5 pointsby abhirag6 hours ago2 comments
  • lucy_hnatchuk5 hours ago
    Nice project! Love the idea of live‑coding music with Lisp’s code‑as‑data philosophy — feels very natural for exploring patterns in real time.
    • abhirag5 hours ago
      Comment seems AI generated, thanks anyway!
  • abhirag6 hours ago
    Livecoding Music with Fennel and Renoise
    • Rochus5 hours ago
      Sounds nice, thanks. Do you also have experience in other live coding languages? Can you share your thoughts about advantages/disadvantages of Lisp compared to others?
      • abhirag5 hours ago
        Hey, thanks for taking a look! I have messed around with Clojure (Overtone) and Sonic Pi (Ruby dialect) and normally prefer lisps for anything fun :)

        Regarding advantages/disadvantages, Lisp is always very terse which helps and with structural editing juggling parens becomes a non-issue. Dev environment being fiddly and fragile is the biggest con, you need to put some effort upfront in that.

        • Rochus4 hours ago
          I'm still not sure on which composition language to focus on. I definitely don't like languages where a lot of the syntax is "hidden" in strings (such as e.g. in Tidal). Lisp has aspects which fit to music intuitively, but as soon as you try to represent the full information expected by Midi the code gets messy.

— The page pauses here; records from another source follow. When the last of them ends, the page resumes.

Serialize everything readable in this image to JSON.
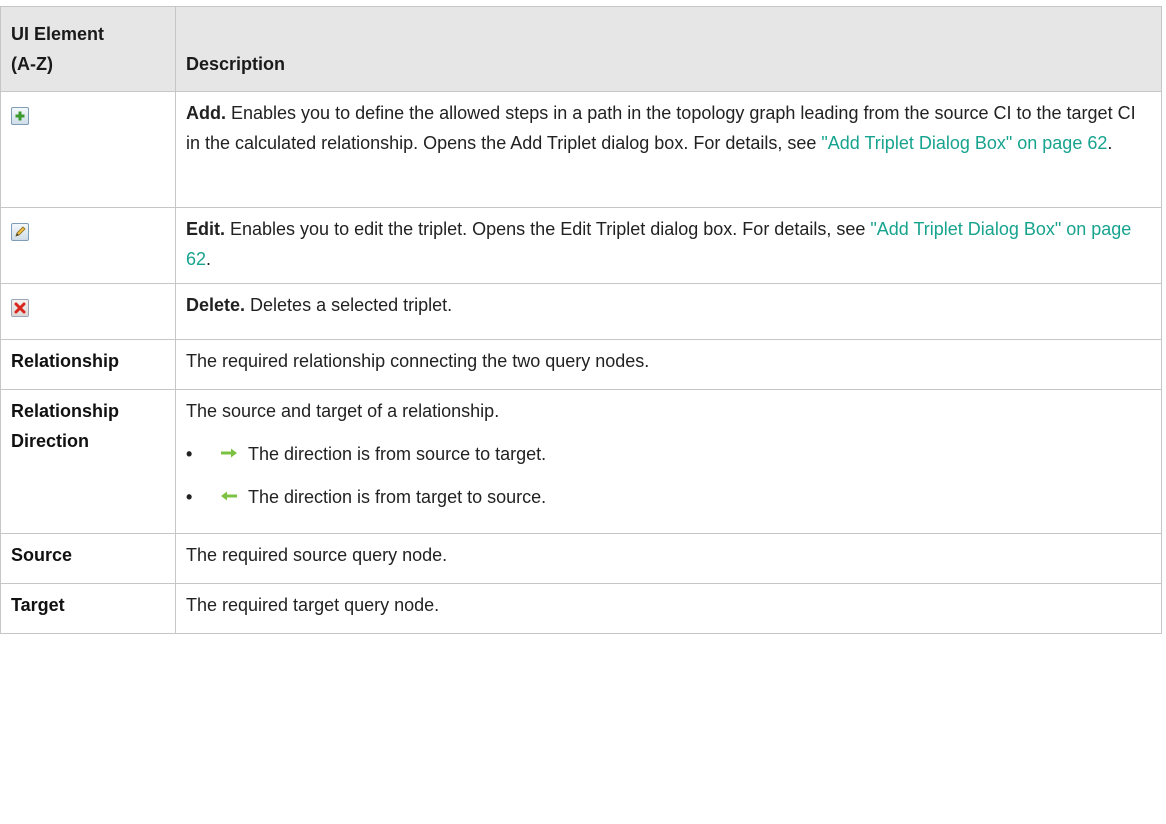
{
  "table": {
    "headers": [
      "UI Element\n(A-Z)",
      "Description"
    ],
    "header_col1_line1": "UI Element",
    "header_col1_line2": "(A-Z)",
    "header_col2": "Description"
  },
  "rows": {
    "add": {
      "icon": "add-icon",
      "label": "Add.",
      "text": " Enables you to define the allowed steps in a path in the topology graph leading from the source CI to the target CI in the calculated relationship. Opens the Add Triplet dialog box. For details, see ",
      "link": "\"Add Triplet Dialog Box\" on page 62",
      "end": "."
    },
    "edit": {
      "icon": "edit-icon",
      "label": "Edit.",
      "text": " Enables you to edit the triplet. Opens the Edit Triplet dialog box. For details, see ",
      "link": "\"Add Triplet Dialog Box\" on page 62",
      "end": "."
    },
    "delete": {
      "icon": "delete-icon",
      "label": "Delete.",
      "text": " Deletes a selected triplet."
    },
    "relationship": {
      "name": "Relationship",
      "description": "The required relationship connecting the two query nodes."
    },
    "relationship_direction": {
      "name_line1": "Relationship",
      "name_line2": "Direction",
      "description": "The source and target of a relationship.",
      "items": [
        {
          "icon": "arrow-right-icon",
          "text": "The direction is from source to target."
        },
        {
          "icon": "arrow-left-icon",
          "text": "The direction is from target to source."
        }
      ]
    },
    "source": {
      "name": "Source",
      "description": "The required source query node."
    },
    "target": {
      "name": "Target",
      "description": "The required target query node."
    }
  },
  "colors": {
    "header_bg": "#e6e6e6",
    "border": "#c6c6c6",
    "link": "#17a38e",
    "arrow": "#7cc242"
  }
}
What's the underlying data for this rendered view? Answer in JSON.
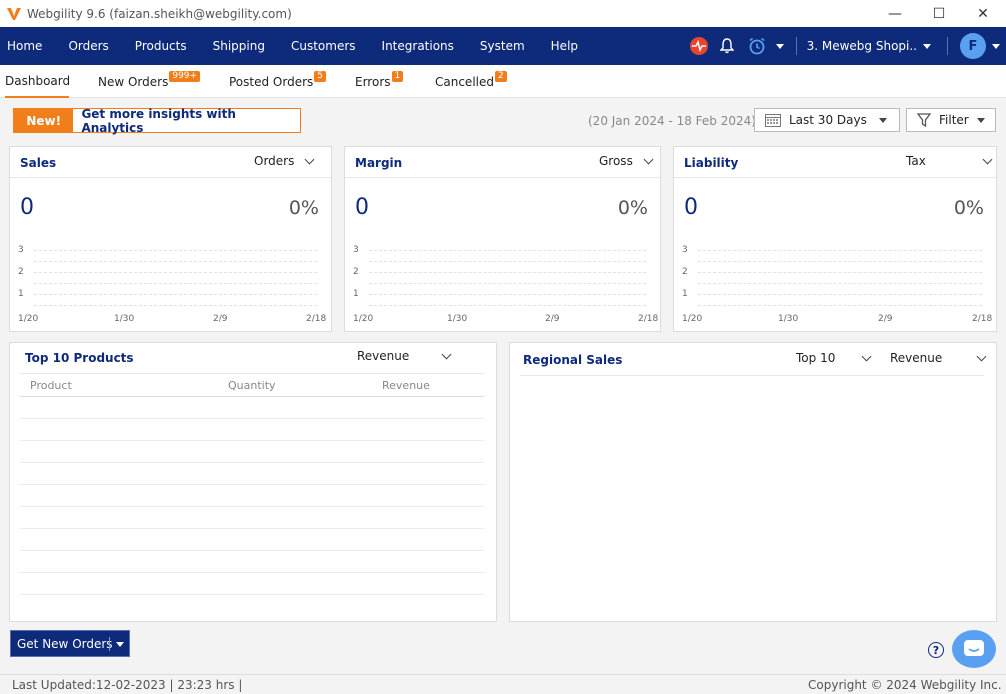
{
  "window": {
    "title": "Webgility 9.6 (faizan.sheikh@webgility.com)",
    "controls": {
      "minimize": "—",
      "maximize": "☐",
      "close": "✕"
    }
  },
  "nav": {
    "items": [
      "Home",
      "Orders",
      "Products",
      "Shipping",
      "Customers",
      "Integrations",
      "System",
      "Help"
    ],
    "store": "3. Mewebg Shopi..",
    "avatar": "F"
  },
  "subtabs": [
    {
      "label": "Dashboard",
      "badge": ""
    },
    {
      "label": "New Orders",
      "badge": "999+"
    },
    {
      "label": "Posted Orders",
      "badge": "5"
    },
    {
      "label": "Errors",
      "badge": "1"
    },
    {
      "label": "Cancelled",
      "badge": "2"
    }
  ],
  "promo": {
    "new": "New!",
    "text": "Get more insights with Analytics"
  },
  "toolbar": {
    "daterange": "(20 Jan 2024 - 18 Feb 2024)",
    "period": "Last 30 Days",
    "filter": "Filter"
  },
  "cards": [
    {
      "title": "Sales",
      "select": "Orders",
      "value": "0",
      "pct": "0%"
    },
    {
      "title": "Margin",
      "select": "Gross",
      "value": "0",
      "pct": "0%"
    },
    {
      "title": "Liability",
      "select": "Tax",
      "value": "0",
      "pct": "0%"
    }
  ],
  "chart": {
    "yticks": [
      "3",
      "2",
      "1"
    ],
    "xticks": [
      "1/20",
      "1/30",
      "2/9",
      "2/18"
    ]
  },
  "top_products": {
    "title": "Top 10 Products",
    "select": "Revenue",
    "headers": [
      "Product",
      "Quantity",
      "Revenue"
    ]
  },
  "regional": {
    "title": "Regional Sales",
    "select1": "Top 10",
    "select2": "Revenue"
  },
  "actions": {
    "get_orders": "Get New Orders"
  },
  "footer": {
    "last_updated": "Last Updated:12-02-2023 | 23:23 hrs |",
    "copyright": "Copyright © 2024 Webgility Inc. ..:"
  },
  "colors": {
    "nav": "#0e2a7a",
    "accent": "#f07e1b"
  }
}
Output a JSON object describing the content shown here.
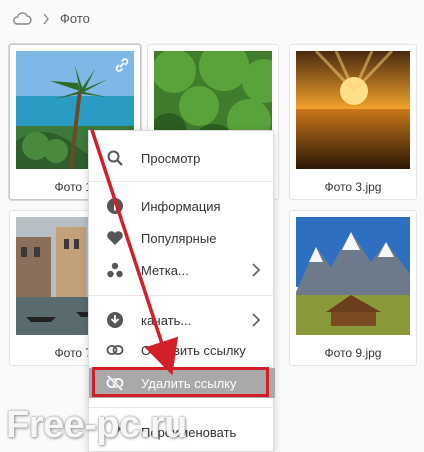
{
  "breadcrumb": {
    "root_icon": "cloud-icon",
    "separator_icon": "chevron-right-icon",
    "current": "Фото"
  },
  "tiles": [
    {
      "label": "Фото 1.",
      "selected": true
    },
    {
      "label": "",
      "selected": false
    },
    {
      "label": "Фото 3.jpg",
      "selected": false
    },
    {
      "label": "Фото 7.",
      "selected": false
    },
    {
      "label": "Фото 9.jpg",
      "selected": false
    }
  ],
  "context_menu": {
    "items": [
      {
        "icon": "search-icon",
        "label": "Просмотр"
      },
      {
        "icon": "info-icon",
        "label": "Информация"
      },
      {
        "icon": "heart-icon",
        "label": "Популярные"
      },
      {
        "icon": "tag-dots-icon",
        "label": "Метка...",
        "submenu": true
      },
      {
        "icon": "download-icon",
        "label": "качать...",
        "submenu": true
      },
      {
        "icon": "link-icon",
        "label": "Обновить ссылку"
      },
      {
        "icon": "unlink-icon",
        "label": "Удалить ссылку",
        "highlighted": true
      },
      {
        "icon": "pencil-icon",
        "label": "Переименовать"
      }
    ]
  },
  "annotation": {
    "arrow_color": "#d21f28",
    "box_color": "#d21f28"
  },
  "watermark": "Free-pc.ru",
  "colors": {
    "highlight": "#a9a9a9",
    "accent_red": "#d21f28"
  }
}
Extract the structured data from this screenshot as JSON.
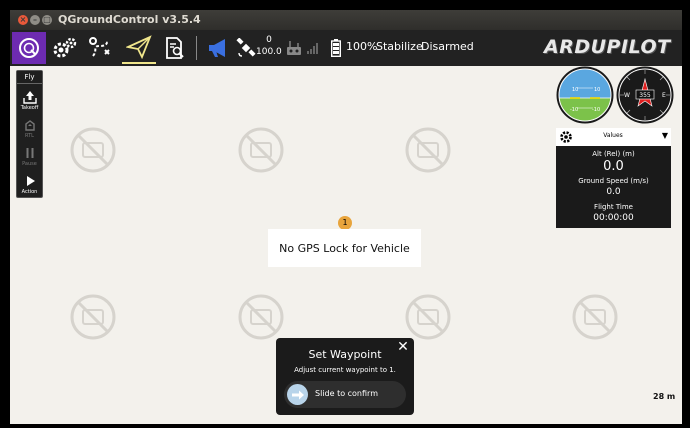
{
  "window": {
    "title": "QGroundControl v3.5.4",
    "close_glyph": "×",
    "min_glyph": "–",
    "max_glyph": "□"
  },
  "toolbar": {
    "icons": [
      "qgc-logo-icon",
      "gear-icon",
      "plan-route-icon",
      "paper-plane-icon",
      "analyze-icon",
      "megaphone-icon",
      "satellite-icon",
      "rc-transmitter-icon",
      "signal-bars-icon",
      "battery-icon"
    ],
    "gps_count": "0",
    "gps_hdop": "100.0",
    "battery": "100%",
    "flight_mode": "Stabilize",
    "arm_status": "Disarmed",
    "brand_a": "ARDU",
    "brand_b": "PILOT",
    "fly_accent": "#f0e68c",
    "qgc_color": "#6d2bb1",
    "megaphone_color": "#3a6fe0"
  },
  "fly_tools": {
    "header": "Fly",
    "takeoff": "Takeoff",
    "rtl": "RTL",
    "pause": "Pause",
    "action": "Action"
  },
  "instrument": {
    "pitch_upper": "10",
    "pitch_lower_left": "-10",
    "pitch_lower_right": "-10",
    "pitch_mid_right": "10",
    "heading": "355",
    "compass_w": "W",
    "compass_e": "E"
  },
  "values_panel": {
    "title": "Values",
    "caret": "▼",
    "alt_label": "Alt (Rel) (m)",
    "alt_value": "0.0",
    "speed_label": "Ground Speed (m/s)",
    "speed_value": "0.0",
    "time_label": "Flight Time",
    "time_value": "00:00:00"
  },
  "gps_notice": {
    "count": "1",
    "text": "No GPS Lock for Vehicle"
  },
  "waypoint_dialog": {
    "title": "Set Waypoint",
    "close_glyph": "✕",
    "message": "Adjust current waypoint to 1.",
    "slider_label": "Slide to confirm"
  },
  "map": {
    "scale": "28 m"
  }
}
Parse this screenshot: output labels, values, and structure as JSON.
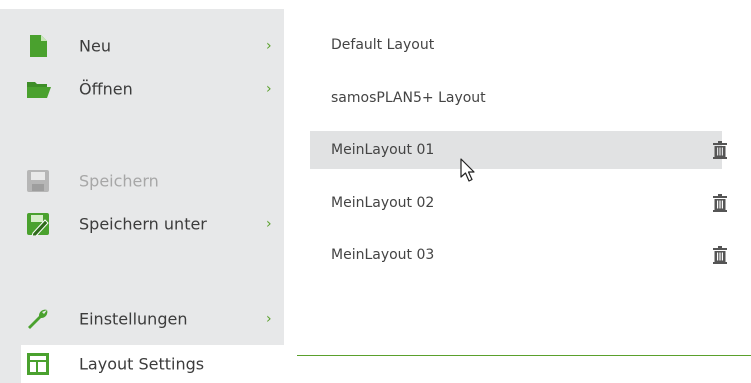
{
  "menu": {
    "items": [
      {
        "label": "Neu",
        "icon": "new-document-icon",
        "has_submenu": true,
        "state": "normal"
      },
      {
        "label": "Öffnen",
        "icon": "folder-open-icon",
        "has_submenu": true,
        "state": "normal"
      },
      {
        "label": "Speichern",
        "icon": "save-icon",
        "has_submenu": false,
        "state": "disabled"
      },
      {
        "label": "Speichern unter",
        "icon": "save-as-icon",
        "has_submenu": true,
        "state": "normal"
      },
      {
        "label": "Einstellungen",
        "icon": "wrench-icon",
        "has_submenu": true,
        "state": "normal"
      },
      {
        "label": "Layout Settings",
        "icon": "layout-settings-icon",
        "has_submenu": false,
        "state": "selected"
      }
    ],
    "chevron": "›"
  },
  "layouts": {
    "items": [
      {
        "label": "Default Layout",
        "deletable": false,
        "hovered": false
      },
      {
        "label": "samosPLAN5+ Layout",
        "deletable": false,
        "hovered": false
      },
      {
        "label": "MeinLayout 01",
        "deletable": true,
        "hovered": true
      },
      {
        "label": "MeinLayout 02",
        "deletable": true,
        "hovered": false
      },
      {
        "label": "MeinLayout 03",
        "deletable": true,
        "hovered": false
      }
    ]
  },
  "colors": {
    "accent_green": "#5aa02c",
    "sidebar_bg": "#e7e8e9",
    "hover_bg": "#e1e2e3"
  }
}
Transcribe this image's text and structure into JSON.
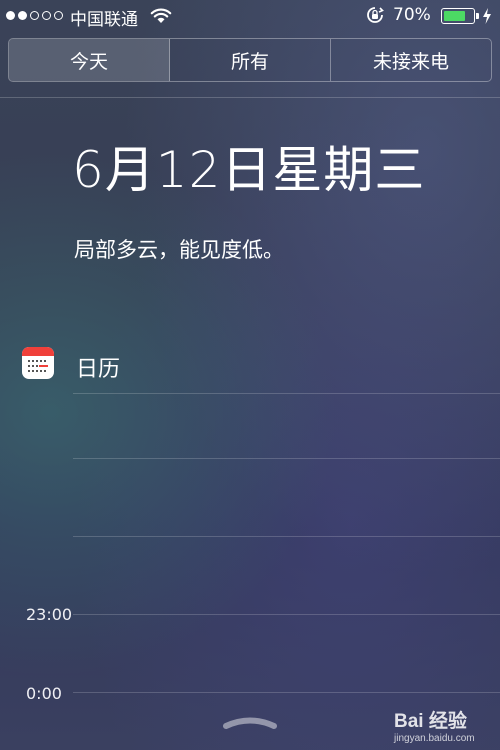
{
  "status_bar": {
    "signal_bars_total": 5,
    "signal_bars_filled": 2,
    "carrier": "中国联通",
    "battery_percent": "70%",
    "battery_level": 0.7,
    "battery_color": "#4cd964"
  },
  "tabs": [
    {
      "label": "今天",
      "selected": true
    },
    {
      "label": "所有",
      "selected": false
    },
    {
      "label": "未接来电",
      "selected": false
    }
  ],
  "today": {
    "date": "6月12日星期三",
    "weather_summary": "局部多云，能见度低。"
  },
  "calendar": {
    "title": "日历",
    "icon": "calendar-icon",
    "times": [
      "23:00",
      "0:00"
    ]
  },
  "watermark": {
    "logo_text": "Bai 经验",
    "url": "jingyan.baidu.com"
  }
}
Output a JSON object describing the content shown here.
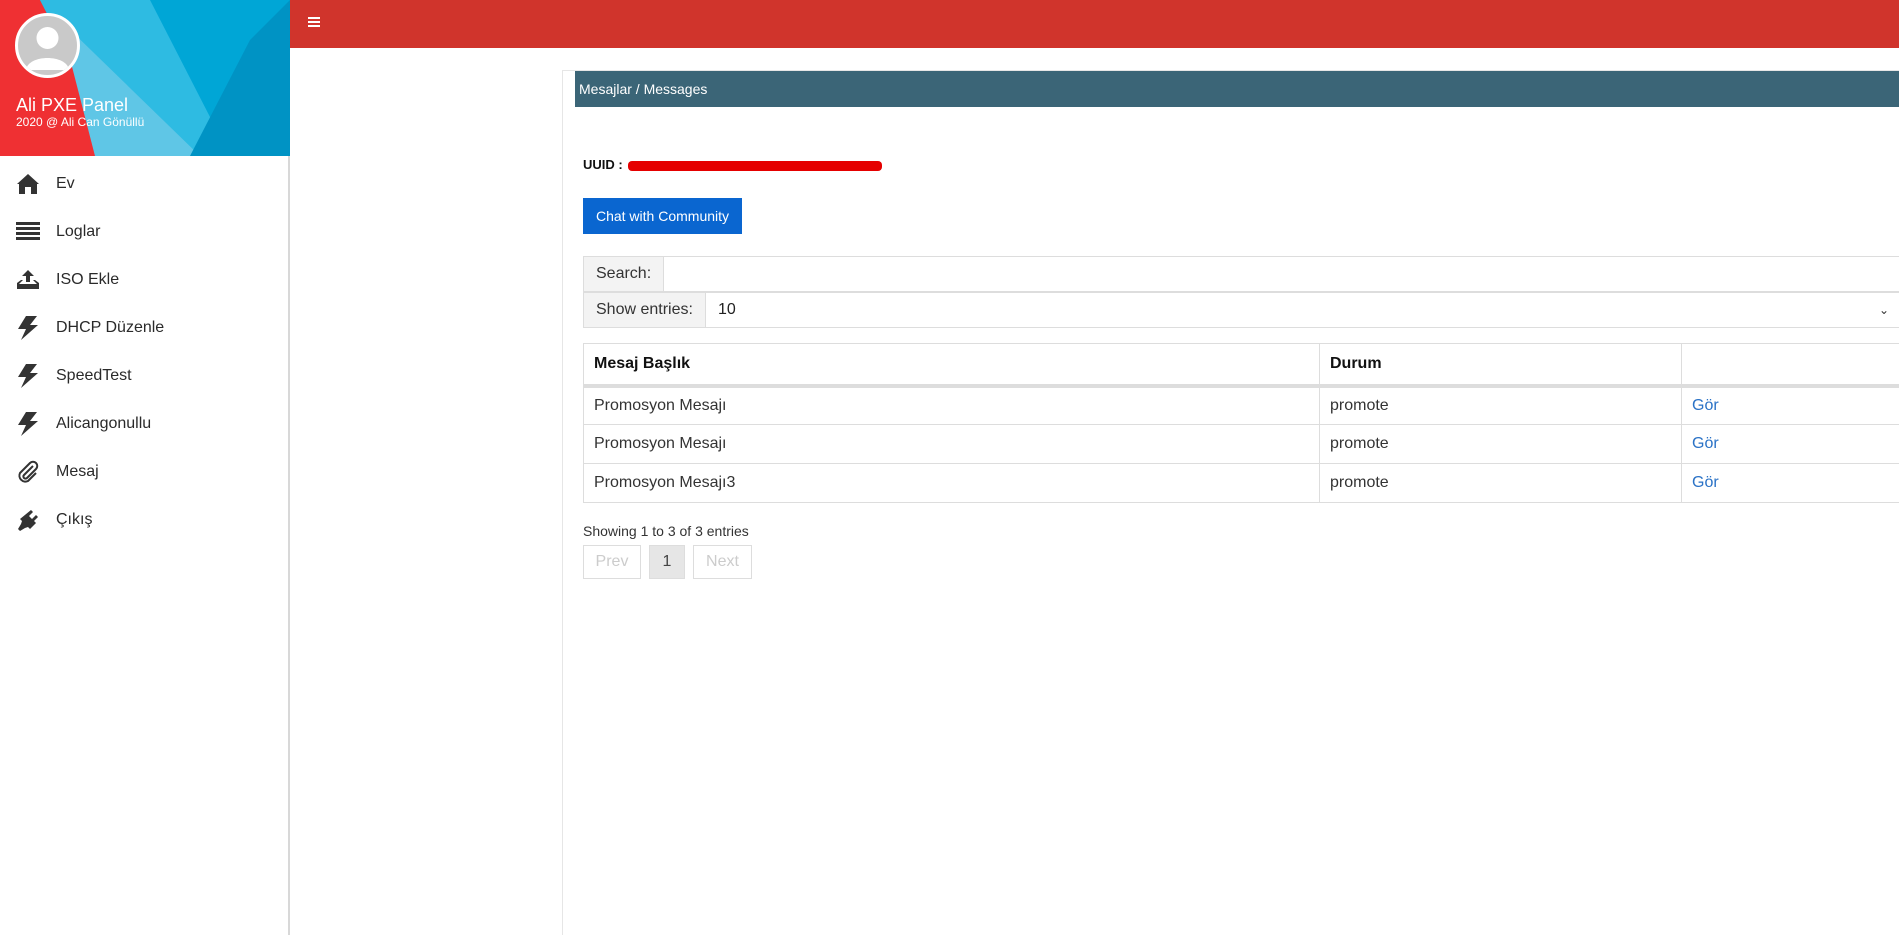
{
  "sidebar": {
    "brand_title": "Ali PXE Panel",
    "brand_sub": "2020 @ Ali Can Gönüllü",
    "items": [
      {
        "label": "Ev",
        "icon": "home-icon"
      },
      {
        "label": "Loglar",
        "icon": "list-icon"
      },
      {
        "label": "ISO Ekle",
        "icon": "upload-icon"
      },
      {
        "label": "DHCP Düzenle",
        "icon": "bolt-icon"
      },
      {
        "label": "SpeedTest",
        "icon": "bolt-icon"
      },
      {
        "label": "Alicangonullu",
        "icon": "bolt-icon"
      },
      {
        "label": "Mesaj",
        "icon": "paperclip-icon"
      },
      {
        "label": "Çıkış",
        "icon": "plug-icon"
      }
    ]
  },
  "topbar": {
    "menu_icon": "hamburger-icon",
    "color": "#d0342c"
  },
  "panel": {
    "title": "Mesajlar / Messages",
    "uuid_label": "UUID :",
    "chat_button": "Chat with Community",
    "search_label": "Search:",
    "search_value": "",
    "entries_label": "Show entries:",
    "entries_value": "10",
    "columns": [
      "Mesaj Başlık",
      "Durum",
      ""
    ],
    "rows": [
      {
        "title": "Promosyon Mesajı",
        "status": "promote",
        "action": "Gör"
      },
      {
        "title": "Promosyon Mesajı",
        "status": "promote",
        "action": "Gör"
      },
      {
        "title": "Promosyon Mesajı3",
        "status": "promote",
        "action": "Gör"
      }
    ],
    "showing": "Showing 1 to 3 of 3 entries",
    "pager": {
      "prev": "Prev",
      "current": "1",
      "next": "Next"
    }
  }
}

Interestingly, Common Music and Nyquist went away from Lisp towards SAL because composers apparently preferred a Pascal like infix syntax over the Lisp way.
          • abhirag4 hours ago
            I think macros can help when the syntax seems messy, that is where lisp shines the most. Have a look at extempore lang (https://extemporelang.github.io/) you might like it. Macros written by others can feel like magic, but a DSL you create might still feel the most intuitive. I get your point about hidden syntax though.

            The only other language I am still curious about trying for livecoding is forth, for example Sporth(https://paulbatchelor.github.io/proj/sporth.html)

            • Rochus3 hours ago
              I'm aware of Extempore and its predecessor, but I think they pretty much have the same problem, with no elegant solution (at least I didn't see one when studying the docs and thesis). Maybe the trick is indeed - as you say - to implement a "sublanguage" with macros to cover the more complex music representation. Forth is an interesting language, but I think it has even more issues to represent musical information.